Abstract: Atomism is the thesis that everything is ultimately composed of atoms. Typically, this thesis is characterized by an axiom stating that everything has atomic parts. The present paper argues that the success of this standard characterization crucially depends on how the notion of sum and composition are defined. In particular, it puts forward a novel definition of mereological sum that: (i) is not equivalent to extant definitions in the literature, provided no strong decomposition principle is assumed, (ii) can be used to claim that the standard characterization of atomism fails in that having atomic parts is not sufficient to be the sum of atoms,  (iii) delivers a purely mereological distinction between structured and unstructured wholes, and (iv) is sensitive to the (alleged) hierarchical nature of composition.

Fernanda Henriques

University of Évora

A invisibilidade das mulheres: desafios epistemológicos e éticos

7 March 2023, 17h00 (Lisbon Time —, rtc. GMT+0)

Sala Mattos Romão (Room C201.J – Department of Philosophy)
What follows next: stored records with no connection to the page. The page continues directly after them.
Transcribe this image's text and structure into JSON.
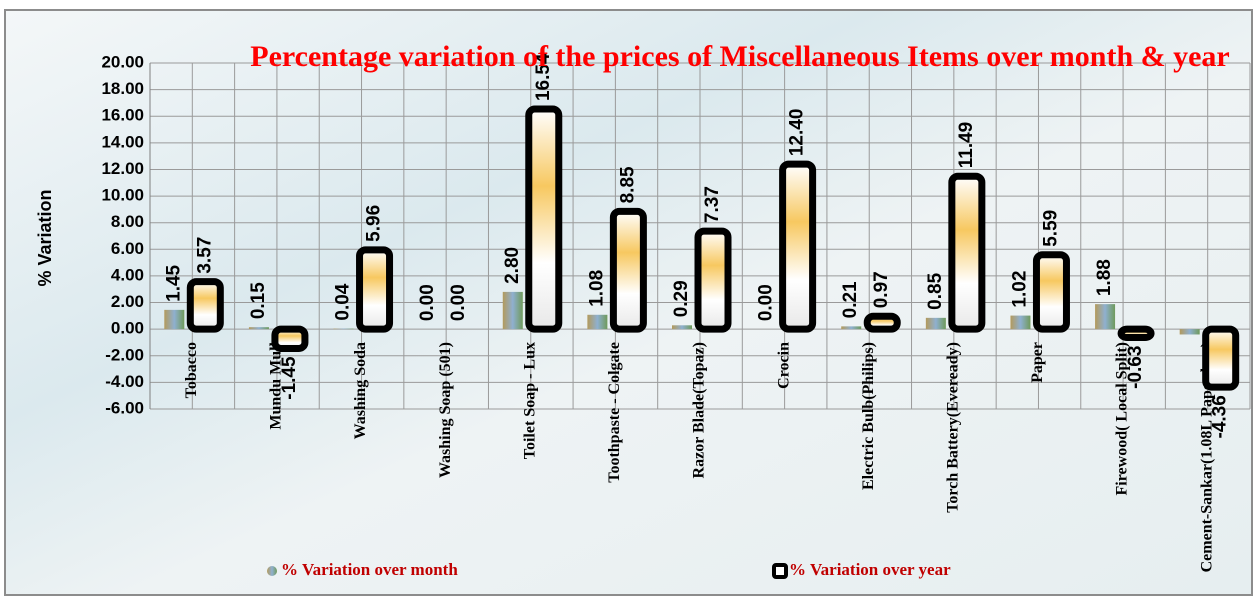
{
  "chart_data": {
    "type": "bar",
    "title": "Percentage variation of the prices of Miscellaneous Items over month & year",
    "y_label": "% Variation",
    "categories": [
      "Tobacco",
      "Mundu Mull",
      "Washing Soda",
      "Washing Soap (501)",
      "Toilet Soap - Lux",
      "Toothpaste - Colgate",
      "Razor Blade(Topaz)",
      "Crocin",
      "Electric Bulb(Philips)",
      "Torch Battery(Eveready)",
      "Paper",
      "Firewood( Local Split)",
      "Cement-Sankar(1.08L Paper bag)"
    ],
    "series": [
      {
        "name": "% Variation over month",
        "color": "#8fa88a",
        "values": [
          1.45,
          0.15,
          0.04,
          0,
          2.8,
          1.08,
          0.29,
          0,
          0.21,
          0.85,
          1.02,
          1.88,
          -0.4
        ],
        "value_labels": [
          "1.45",
          "0.15",
          "0.04",
          "0.00",
          "2.80",
          "1.08",
          "0.29",
          "0.00",
          "0.21",
          "0.85",
          "1.02",
          "1.88",
          null
        ]
      },
      {
        "name": "% Variation over year",
        "color": "#000000",
        "values": [
          3.57,
          -1.45,
          5.96,
          0,
          16.54,
          8.85,
          7.37,
          12.4,
          0.97,
          11.49,
          5.59,
          -0.63,
          -4.36
        ],
        "value_labels": [
          "3.57",
          "-1.45",
          "5.96",
          "0.00",
          "16.54",
          "8.85",
          "7.37",
          "12.40",
          "0.97",
          "11.49",
          "5.59",
          "-0.63",
          "-4.36"
        ]
      }
    ],
    "ylim": [
      -6,
      20
    ],
    "yticks": [
      {
        "value": -6,
        "label": "-6.00"
      },
      {
        "value": -4,
        "label": "-4.00"
      },
      {
        "value": -2,
        "label": "-2.00"
      },
      {
        "value": 0,
        "label": "0.00"
      },
      {
        "value": 2,
        "label": "2.00"
      },
      {
        "value": 4,
        "label": "4.00"
      },
      {
        "value": 6,
        "label": "6.00"
      },
      {
        "value": 8,
        "label": "8.00"
      },
      {
        "value": 10,
        "label": "10.00"
      },
      {
        "value": 12,
        "label": "12.00"
      },
      {
        "value": 14,
        "label": "14.00"
      },
      {
        "value": 16,
        "label": "16.00"
      },
      {
        "value": 18,
        "label": "18.00"
      },
      {
        "value": 20,
        "label": "20.00"
      }
    ],
    "grid": true
  }
}
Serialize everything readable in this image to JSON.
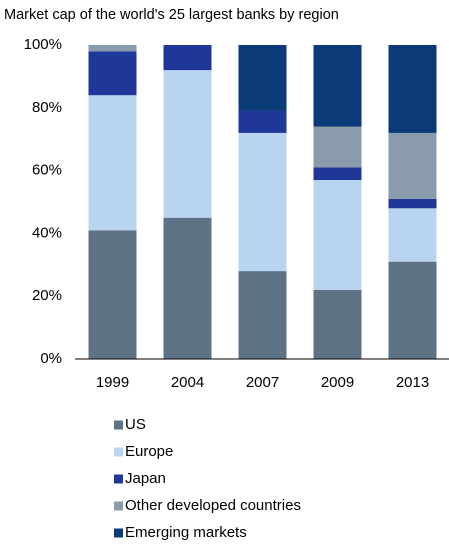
{
  "chart_data": {
    "type": "stacked_bar",
    "title": "Market cap of the world's 25 largest banks by region",
    "categories": [
      "1999",
      "2004",
      "2007",
      "2009",
      "2013"
    ],
    "series": [
      {
        "name": "US",
        "color": "#5f7387",
        "values": [
          41,
          45,
          28,
          22,
          31
        ]
      },
      {
        "name": "Europe",
        "color": "#b8d4f0",
        "values": [
          43,
          47,
          44,
          35,
          17
        ]
      },
      {
        "name": "Japan",
        "color": "#1f3799",
        "values": [
          14,
          8,
          7,
          4,
          3
        ]
      },
      {
        "name": "Other developed countries",
        "color": "#8a9bad",
        "values": [
          2,
          0,
          0,
          13,
          21
        ]
      },
      {
        "name": "Emerging markets",
        "color": "#0a3a78",
        "values": [
          0,
          0,
          21,
          26,
          28
        ]
      }
    ],
    "ylim": [
      0,
      100
    ],
    "yticks": [
      {
        "value": 0,
        "label": "0%"
      },
      {
        "value": 20,
        "label": "20%"
      },
      {
        "value": 40,
        "label": "40%"
      },
      {
        "value": 60,
        "label": "60%"
      },
      {
        "value": 80,
        "label": "80%"
      },
      {
        "value": 100,
        "label": "100%"
      }
    ]
  }
}
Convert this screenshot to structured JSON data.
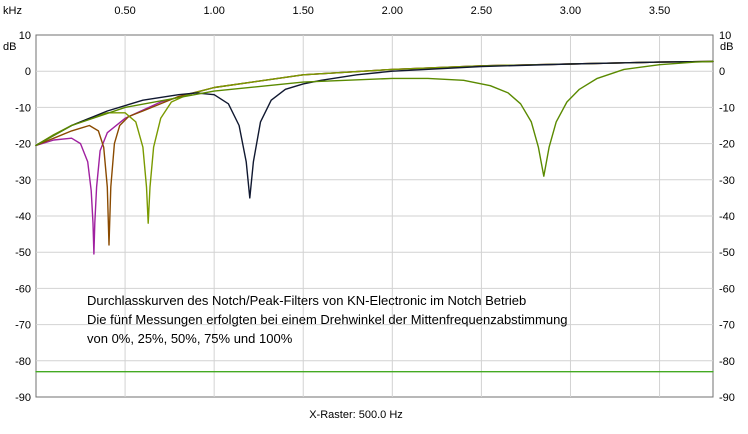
{
  "chart_data": {
    "type": "line",
    "x_unit": "kHz",
    "y_unit": "dB",
    "xlim": [
      0.0,
      3.8
    ],
    "ylim": [
      -90,
      10
    ],
    "x_ticks": [
      0.5,
      1.0,
      1.5,
      2.0,
      2.5,
      3.0,
      3.5
    ],
    "x_tick_labels": [
      "0.50",
      "1.00",
      "1.50",
      "2.00",
      "2.50",
      "3.00",
      "3.50"
    ],
    "y_ticks": [
      10,
      0,
      -10,
      -20,
      -30,
      -40,
      -50,
      -60,
      -70,
      -80,
      -90
    ],
    "y_tick_labels": [
      "10",
      "0",
      "-10",
      "-20",
      "-30",
      "-40",
      "-50",
      "-60",
      "-70",
      "-80",
      "-90"
    ],
    "grid": true,
    "footer": "X-Raster: 500.0 Hz",
    "annotation_lines": [
      "Durchlasskurven des Notch/Peak-Filters von KN-Electronic im Notch Betrieb",
      "Die fünf Messungen erfolgten bei einem Drehwinkel der Mittenfrequenzabstimmung",
      "von 0%, 25%, 50%, 75% und 100%"
    ],
    "series": [
      {
        "color": "#a020a0",
        "notch_center": 0.325,
        "notch_depth": -50.5,
        "x": [
          0.0,
          0.1,
          0.2,
          0.25,
          0.29,
          0.31,
          0.32,
          0.325,
          0.33,
          0.34,
          0.36,
          0.4,
          0.5,
          0.7,
          1.0,
          1.5,
          2.0,
          2.5,
          3.0,
          3.5,
          3.8
        ],
        "y": [
          -20.5,
          -19.0,
          -18.5,
          -20.0,
          -25.0,
          -33.0,
          -42.0,
          -50.5,
          -42.0,
          -32.0,
          -22.0,
          -17.0,
          -13.0,
          -8.5,
          -4.5,
          -1.0,
          0.5,
          1.5,
          2.0,
          2.5,
          2.7
        ]
      },
      {
        "color": "#8a4a00",
        "notch_center": 0.41,
        "notch_depth": -48.0,
        "x": [
          0.0,
          0.1,
          0.2,
          0.3,
          0.35,
          0.38,
          0.4,
          0.41,
          0.42,
          0.44,
          0.47,
          0.52,
          0.6,
          0.8,
          1.0,
          1.5,
          2.0,
          2.5,
          3.0,
          3.5,
          3.8
        ],
        "y": [
          -20.5,
          -18.5,
          -16.5,
          -15.0,
          -16.5,
          -21.0,
          -32.0,
          -48.0,
          -32.0,
          -20.0,
          -15.0,
          -12.5,
          -11.0,
          -7.0,
          -4.5,
          -1.0,
          0.5,
          1.5,
          2.0,
          2.5,
          2.7
        ]
      },
      {
        "color": "#7a9a00",
        "notch_center": 0.63,
        "notch_depth": -42.0,
        "x": [
          0.0,
          0.1,
          0.2,
          0.3,
          0.4,
          0.5,
          0.56,
          0.6,
          0.62,
          0.63,
          0.64,
          0.66,
          0.7,
          0.76,
          0.85,
          1.0,
          1.5,
          2.0,
          2.5,
          3.0,
          3.5,
          3.8
        ],
        "y": [
          -20.5,
          -17.5,
          -15.0,
          -13.0,
          -11.5,
          -11.5,
          -14.0,
          -21.0,
          -32.0,
          -42.0,
          -32.0,
          -21.0,
          -13.0,
          -8.5,
          -6.5,
          -4.5,
          -1.0,
          0.5,
          1.5,
          2.0,
          2.5,
          2.7
        ]
      },
      {
        "color": "#101830",
        "notch_center": 1.2,
        "notch_depth": -35.0,
        "x": [
          0.0,
          0.2,
          0.4,
          0.6,
          0.8,
          0.9,
          1.0,
          1.08,
          1.14,
          1.18,
          1.2,
          1.22,
          1.26,
          1.32,
          1.4,
          1.5,
          1.6,
          1.8,
          2.0,
          2.5,
          3.0,
          3.5,
          3.8
        ],
        "y": [
          -20.5,
          -15.0,
          -11.0,
          -8.0,
          -6.5,
          -6.0,
          -6.5,
          -9.0,
          -15.0,
          -25.0,
          -35.0,
          -25.0,
          -14.0,
          -8.0,
          -5.0,
          -3.5,
          -2.5,
          -1.0,
          0.0,
          1.3,
          2.0,
          2.5,
          2.7
        ]
      },
      {
        "color": "#5a8a00",
        "notch_center": 2.85,
        "notch_depth": -29.0,
        "x": [
          0.0,
          0.2,
          0.5,
          1.0,
          1.5,
          2.0,
          2.2,
          2.4,
          2.55,
          2.65,
          2.72,
          2.78,
          2.82,
          2.85,
          2.88,
          2.92,
          2.98,
          3.05,
          3.15,
          3.3,
          3.5,
          3.7,
          3.8
        ],
        "y": [
          -20.5,
          -15.0,
          -10.0,
          -5.5,
          -3.0,
          -2.0,
          -2.0,
          -2.5,
          -4.0,
          -6.0,
          -9.0,
          -14.0,
          -21.0,
          -29.0,
          -21.0,
          -14.0,
          -8.5,
          -5.0,
          -2.0,
          0.5,
          1.8,
          2.5,
          2.7
        ]
      },
      {
        "color": "#44aa22",
        "x": [
          0.0,
          3.8
        ],
        "y": [
          -83.0,
          -83.0
        ]
      }
    ]
  }
}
School of Arts and Humanities, University of Lisbon

 

Abstract

A reflexão articular-se-á em torno da ideia de que há uma invisibilidade estrutural no aparecer de ser mulher, por um lado, e, por outro, de que tal situação exige uma resposta epistemológica e ética. Nesse sentido, haverá na exposição um duplo movimento: (1) o da configuração da própria questão da invisibilidade e das suas implicações no saber de si das mulheres, por um lado, identificando diferentes dimensões da designada invisibilidade estrutural —a maneira como vemos o que vemos, o défice informacional de género, etc.— e, por outro, questionando as implicações que tal situação tem no empoderamento das mulheres; e (2) o da busca de um comportamento de resistência a que a figura da rememoração dá forma, explorando a perspetiva da hermenêutica fenomenológica de Paul Ricoeur para mostrar que é legítimo e possível narrar o nosso passado de outras maneiras e que fazê-lo é um imperativo de justiça.

 

 

Mechanistic Computation and its Problems: An Abstract Solution

Luke Kersten

LanCog, University of Lisbon

 

3 March 2023, 16:00 (Lisbon Time – WET)

Faculdade de Letras de Lisboa

Sala Mattos Romão (Departamento de Filosofia)

 

Abstract: The mechanistic account of computation (or MAC) maintains that computational implementation is best explicated within a mechanistic framework. A physical system is said to implement a computation only if it processes medium-independent vehicles in virtue of being a functional mechanism. Recently, a number of objections have been raised to MAC, including the “decomposition”, “abstraction”, “generality”, and “hierarchy” problems. These challenges threaten to undermine MAC’s status as a workable theory of implementation. The aim of this paper is to shore up MAC’s conceptual foundations by responding to each. After unpacking the four problems, I outline a recent proposal from Kuokkanen (2022a) which argues that MAC can be rescued by employing a distinction between “vertical” and “horizontal” abstraction. I argue that, while promising, Kuokkanen’s proposal comes at too high a price, requiring MAC to sacrifice its claims on “extensional adequacy”. In response, I outline what I call the “computation-as-abstracta” view. I suggest that thinking of computation as a form of abstracta not only helps to dissolve the four problems but also provides a way of retaining extensional adequacy in the process. I conclude by taking up two further problems recently articulated by Shagrir (2022) and Kuokkanen (2022b).